Here are highlights from the questionnaire:

The White House contacted Barrett a day after Ginsburg's death

Barrett says she received a call on Saturday, Sept. 19, from Pat Cipollone, counsel to the president, and White House chief of staff Mark Meadows to discuss the vacancy created by Ginsburg's death the previous day.

A day later, she says, the two men called her again and asked her to come to Washington. Trump called her later that day to confirm the invitation.

On Monday, Sept. 21, three days after Ginsburg's death, Barrett met with Trump, Vice President Pence, Cipollone and Meadows in Washington, where Trump offered her the nomination and she accepted — pending vetting.

What Barrett would recuse herself from

Barrett said she'd recuse herself from cases involving her husband, Jesse Barrett, and her sister Amanda Coney Williams, both attorneys. She also said she'd recuse herself from those cases involving Notre Dame, where she taught law, and from matters in which she participated in while a judge on the court of appeals.

But it is what's not in the list of recusals that's more interesting: Barrett did not say she would recuse herself from cases related to the outcome of November's presidential election.

Trump has made Barrett's confirmation a key election issue, noting that a full complement of nine justices should hear the case if the election is legally challenged. Senate Democrats have called for Barrett to publicly recuse herself from any election-related cases before the court because of Trump's comments. Her silence on the matter is likely to add to their uneasiness about her nomination.

Role in Bush v. Gore case

Barrett previously provided "briefing and research" assistance in Bush v. Gore, the Supreme Court case that decided the 2000 election, while she worked as an associate at Baker Botts, the law firm that represented then-Texas Gov. George W. Bush.

"I worked on the case on location in Florida for about a week at the outset of the litigation," Barrett wrote in her questionnaire. "I worked with Stuart Levy, a partner at the firm, while the case was in Florida courts. I did not continue working on the case after my return to Washington."

The Supreme Court ultimately decided the case in Bush's favor.

Speaking engagements with conservative groups

Barrett has a long history of talking to conservative groups that share her philosophy.

Her questionnaire lists a total of 25 appearances before the conservative Federalist Society, whose leaders helped Trump screen his potential nominees for the Supreme Court, including this one.
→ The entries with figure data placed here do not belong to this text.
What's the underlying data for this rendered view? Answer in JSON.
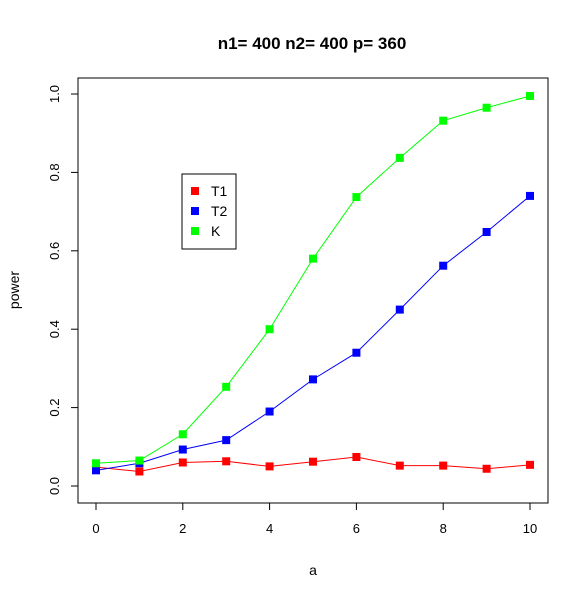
{
  "chart_data": {
    "type": "line",
    "title": "n1= 400 n2= 400 p= 360",
    "xlabel": "a",
    "ylabel": "power",
    "xlim": [
      0,
      10
    ],
    "ylim": [
      0,
      1
    ],
    "xticks": [
      "0",
      "2",
      "4",
      "6",
      "8",
      "10"
    ],
    "yticks": [
      "0.0",
      "0.2",
      "0.4",
      "0.6",
      "0.8",
      "1.0"
    ],
    "grid": false,
    "legend_position": "upper-left",
    "x": [
      0,
      1,
      2,
      3,
      4,
      5,
      6,
      7,
      8,
      9,
      10
    ],
    "series": [
      {
        "name": "T1",
        "color": "#ff0000",
        "values": [
          0.048,
          0.037,
          0.06,
          0.063,
          0.05,
          0.062,
          0.074,
          0.052,
          0.052,
          0.044,
          0.054
        ]
      },
      {
        "name": "T2",
        "color": "#0000ff",
        "values": [
          0.04,
          0.058,
          0.093,
          0.117,
          0.19,
          0.272,
          0.34,
          0.45,
          0.562,
          0.648,
          0.74
        ]
      },
      {
        "name": "K",
        "color": "#00ff00",
        "values": [
          0.058,
          0.065,
          0.132,
          0.253,
          0.4,
          0.58,
          0.737,
          0.837,
          0.932,
          0.965,
          0.995
        ]
      }
    ]
  }
}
Sixteen of Barrett's Federalist Society appearances occurred after she became a federal judge in November 2017.

In terms of her other speaking engagements, she has spoken multiple times before the Blackstone Legal Fellowship, a Christian group run by the Alliance Defending Freedom, the organization that represented a funeral home in a pivotal LGBT employment-discrimination case that came before the Supreme Court in the 2019-2020 court term.
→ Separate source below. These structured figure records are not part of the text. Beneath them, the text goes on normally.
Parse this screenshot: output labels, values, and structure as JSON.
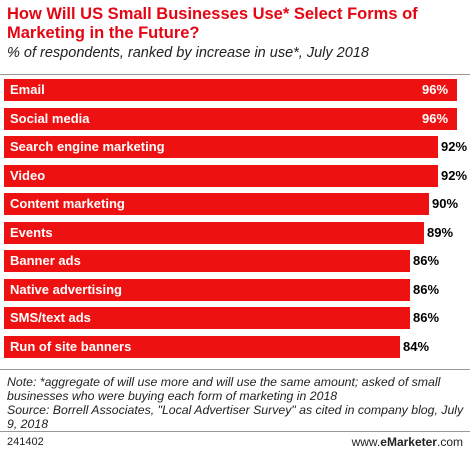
{
  "chart_data": {
    "type": "bar",
    "orientation": "horizontal",
    "title": "How Will US Small Businesses Use* Select Forms of Marketing in the Future?",
    "subtitle": "% of respondents, ranked by increase in use*, July 2018",
    "categories": [
      "Email",
      "Social media",
      "Search engine marketing",
      "Video",
      "Content marketing",
      "Events",
      "Banner ads",
      "Native advertising",
      "SMS/text ads",
      "Run of site banners"
    ],
    "values": [
      96,
      96,
      92,
      92,
      90,
      89,
      86,
      86,
      86,
      84
    ],
    "value_labels": [
      "96%",
      "96%",
      "92%",
      "92%",
      "90%",
      "89%",
      "86%",
      "86%",
      "86%",
      "84%"
    ],
    "bar_color": "#ee1111",
    "title_color": "#e30613"
  },
  "note": "Note: *aggregate of will use more and will use the same amount; asked of small businesses who were buying each form of marketing in 2018",
  "source": "Source: Borrell Associates, \"Local Advertiser Survey\" as cited in company blog, July 9, 2018",
  "footer": {
    "chart_id": "241402",
    "brand_prefix": "www.",
    "brand_e": "e",
    "brand_name": "Marketer",
    "brand_suffix": ".com"
  }
}
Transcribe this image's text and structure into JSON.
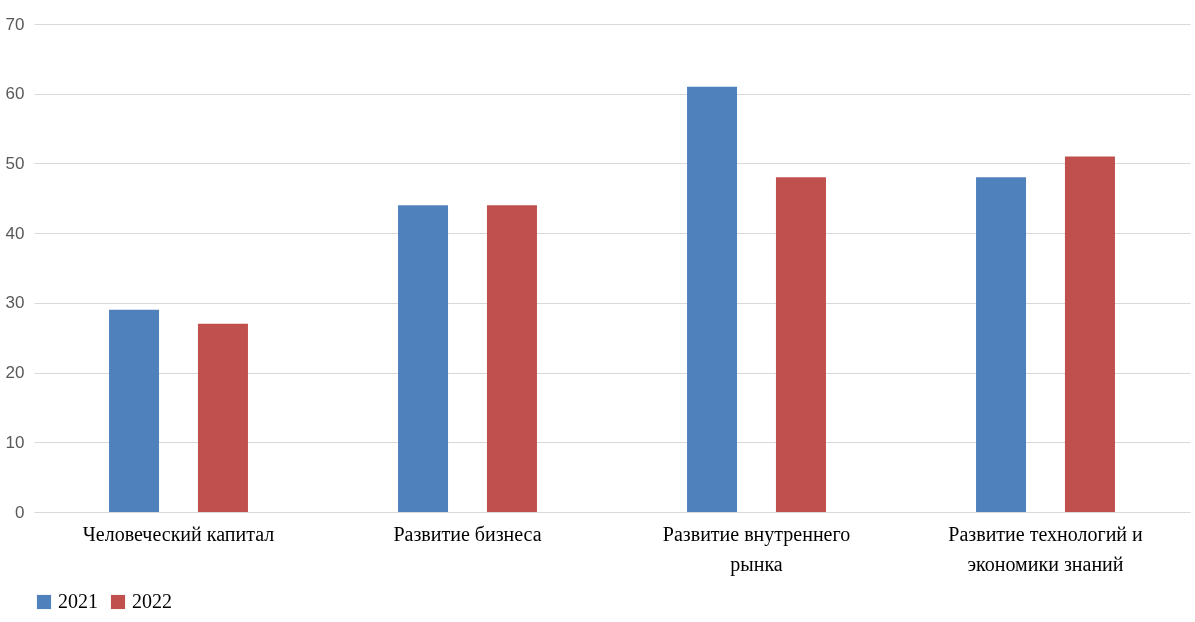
{
  "chart_data": {
    "type": "bar",
    "categories": [
      "Человеческий капитал",
      "Развитие бизнеса",
      "Развитие внутреннего рынка",
      "Развитие технологий и экономики знаний"
    ],
    "series": [
      {
        "name": "2021",
        "color": "#4f81bd",
        "values": [
          29,
          44,
          61,
          48
        ]
      },
      {
        "name": "2022",
        "color": "#c0504d",
        "values": [
          27,
          44,
          48,
          51
        ]
      }
    ],
    "ylim": [
      0,
      70
    ],
    "yticks": [
      0,
      10,
      20,
      30,
      40,
      50,
      60,
      70
    ],
    "grid": "y",
    "legend": "bottom"
  }
}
According to its website, the Alliance Defending Freedom, or ADF, was founded in 1993 with the stated goal of advocating, training and funding legal cases on the issues of "religious freedom, sanctity of life, and marriage and family."
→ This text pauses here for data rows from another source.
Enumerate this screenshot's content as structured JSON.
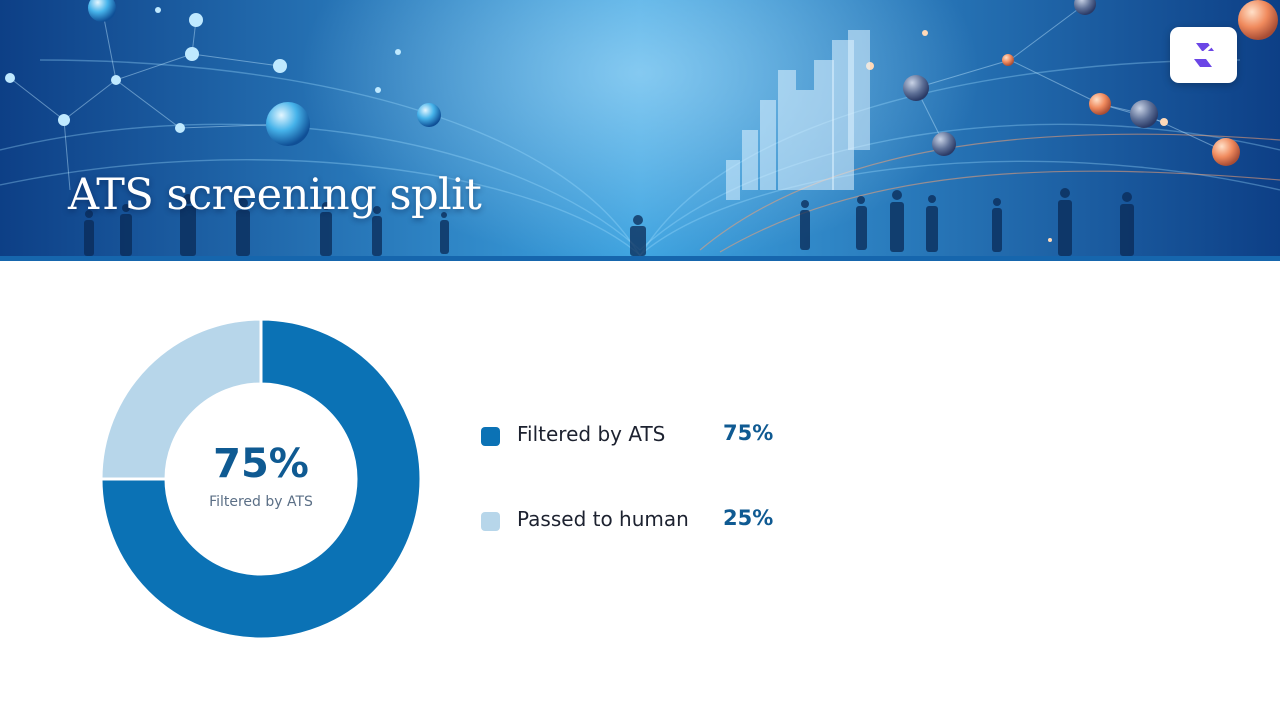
{
  "slide": {
    "title": "ATS screening split",
    "banner_colors": {
      "deep": "#0d3f86",
      "mid": "#1f74c2",
      "light": "#3da3e0",
      "rule": "#1666ad"
    },
    "logo": {
      "icon": "brand-logo-icon",
      "color": "#6b46e6"
    }
  },
  "chart_data": {
    "type": "pie",
    "variant": "donut",
    "categories": [
      "Filtered by ATS",
      "Passed to human"
    ],
    "values": [
      75,
      25
    ],
    "value_labels": [
      "75%",
      "25%"
    ],
    "colors": [
      "#0b72b5",
      "#b7d6ea"
    ],
    "center": {
      "value": "75%",
      "label": "Filtered by ATS"
    },
    "legend_position": "right",
    "title": ""
  },
  "accent_text_color": "#0f5a92"
}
When asked in 2017 during her confirmation hearings for the 7th Circuit about her connection to the group and its anti-LGBTQ worldview, Barrett replied: "I would never impose my own personal convictions upon the law."

Previous disclosure forms show that between 2015 and 2017, when she became a judge, Barrett received $4,200 in honoraria from the ADF and $7,000 from the Federalist Society, and she went on 10 Federalist society-funded trips.

Fix The Court, a non-partisan judicial watchdog group, reports that Barrett's most recent financial disclosure form in 2019 listed investments of $3.1 million, in addition to her ownership of two homes in South Bend, Ind., one that she lives in with her family, and another that has, in the past, been rented out.